Monday, June 21, 2010

Immersion 2.0, Green Day & The Good Ole Days


"Immersion 2.0 (A Bug Report)" (6/16/10) - I remember when I first saw a clip of the Wii's motion controller in action. One of Nintendo's first Japanese television commercials for the Wii had gone viral on the internet. And even though I couldn't understand what was being said, I remember being wowed by the audacity of the technology. I recall thinking something like: 'Finally, virtual reality without the silly '90s headgear!'

That was a few years ago. With Microsoft and Sony now having jumped into the motion-control bandwagon (bandwaggling?), I'm feeling increasingly dubious about the whole idea of pantomime hour in front of the television, at least in games that offer lengthy, narrative-based, single-player experiences. There seems to be a misguided underlying assumption that acting out a game protagonist's movements in front of the television creates a greater sense of immersion in the game world. I find the idea silly, especially given my countless experiences with the absolute immersion offered by good literary fiction, which involves no more physical movement than sliding into the couch with a book cracked open in your hands.


Green Day: Rock Band Review (6/18/10) - It's always exciting, as a writer, to have an opportunity to share your work with new audiences. A couple of weeks ago I began writing a review of Green Day: Rock Band for Electronic Gaming Monthly. I was bummed when they abruptly shifted the assignment to an in-house writer in order to expedite the piece's layout before the start of E3, but I decided to finish the review anyway and find an adoptive home for it. Jeremy Zoss, the intrepid editor over at Joystick Division, kindly agreed to publish it as a "reader review."

I had some enjoyable moments with the game, but overall the experience felt strangely undercooked, especially in light of the obvious care invested in The Beatles: Rock Band installment that arrived last September. When you offer just three venues for a band that's been kicking around nearly a quarter of a century, it makes the band's career feel accordingly truncated and diminishes the sense of experiencing their full career arc. Not to mention the visual under-stimulation that comes from shipping a game with only three levels. Can you imagine Gears of War 3 shipping with three levels? Fans would mob Epic's office complex in North Carolina and messily rip out Cliff Bleszinski's belly-button ring.


"Pining Is Evergreen" (6/9/10) - I've been wanting to write a piece about the nostalgia of retro games for a while and Retro Games Challenge for the Nintendo DS offered me a softball pitch of an excuse. I remember my dad being obsessed with the oldies radio station K-Earth 101 in Southern California for several years during my childhood. I never particularly loved the music they played, but I did love the effect that it had on my dad. We'd be driving down the road and he'd be grinning from ear to ear, reminiscing on college memories, drumming on the steering wheel like a man possessed. There's just something about the way art crystallizes the moment in which you first experience it.

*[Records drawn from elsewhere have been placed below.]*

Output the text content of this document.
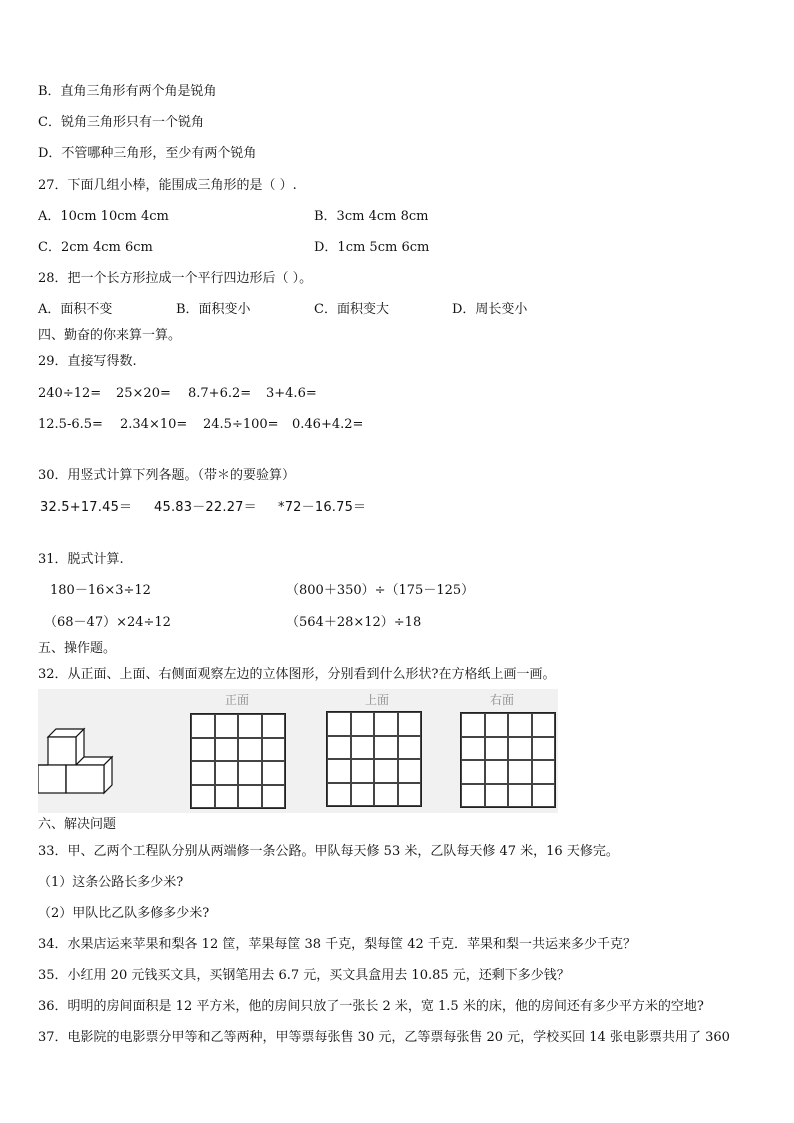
B．直角三角形有两个角是锐角
C．锐角三角形只有一个锐角
D．不管哪种三角形，至少有两个锐角
27．下面几组小棒，能围成三角形的是（ ）.
A．10cm 10cm 4cm	B．3cm 4cm 8cm
C．2cm 4cm 6cm	D．1cm 5cm 6cm
28．把一个长方形拉成一个平行四边形后（ ）。
A．面积不变	B．面积变小	C．面积变大	D．周长变小
四、勤奋的你来算一算。
29．直接写得数.
240÷12= 25×20= 8.7+6.2= 3+4.6=
12.5-6.5= 2.34×10= 24.5÷100= 0.46+4.2=
30．用竖式计算下列各题。（带＊的要验算）
32.5+17.45＝ 45.83－22.27＝ *72－16.75＝
31．脱式计算.
180－16×3÷12	（800＋350）÷（175－125）
（68－47）×24÷12	（564＋28×12）÷18
五、操作题。
32．从正面、上面、右侧面观察左边的立体图形，分别看到什么形状?在方格纸上画一画。
正面	上面	右面
六、解决问题
33．甲、乙两个工程队分别从两端修一条公路。甲队每天修 53 米，乙队每天修 47 米，16 天修完。
（1）这条公路长多少米?
（2）甲队比乙队多修多少米?
34．水果店运来苹果和梨各 12 筐，苹果每筐 38 千克，梨每筐 42 千克．苹果和梨一共运来多少千克？
35．小红用 20 元钱买文具，买钢笔用去 6.7 元，买文具盒用去 10.85 元，还剩下多少钱？
36．明明的房间面积是 12 平方米，他的房间只放了一张长 2 米，宽 1.5 米的床，他的房间还有多少平方米的空地?
37．电影院的电影票分甲等和乙等两种，甲等票每张售 30 元，乙等票每张售 20 元，学校买回 14 张电影票共用了 360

I get the same euphoric buzz when I play 8-bit videogames, especially the old NES classics. Picking up my NES gamepad retrofitted with USB and firing up the Nestopia emulator on my MacBook Air, I might as well be merging with the avatar of my childhood self. Regardless of where I happen to be playing—on the couch, on an airplane, outside—I feel like I'm at a grade-school sleepover. Just now while writing, I had this memory of playing Rampage with a neighborhood buddy, pretending that the damsel in the skyscraper that you punch out of the building and toss into your mouth like a peanut M&M was Aimee, the blonde girl in my fourth-grade class I had a crush on at the time. Pathetic, I know, but I cherish the memory all the same.

My childhood was one long pixellated fever dream.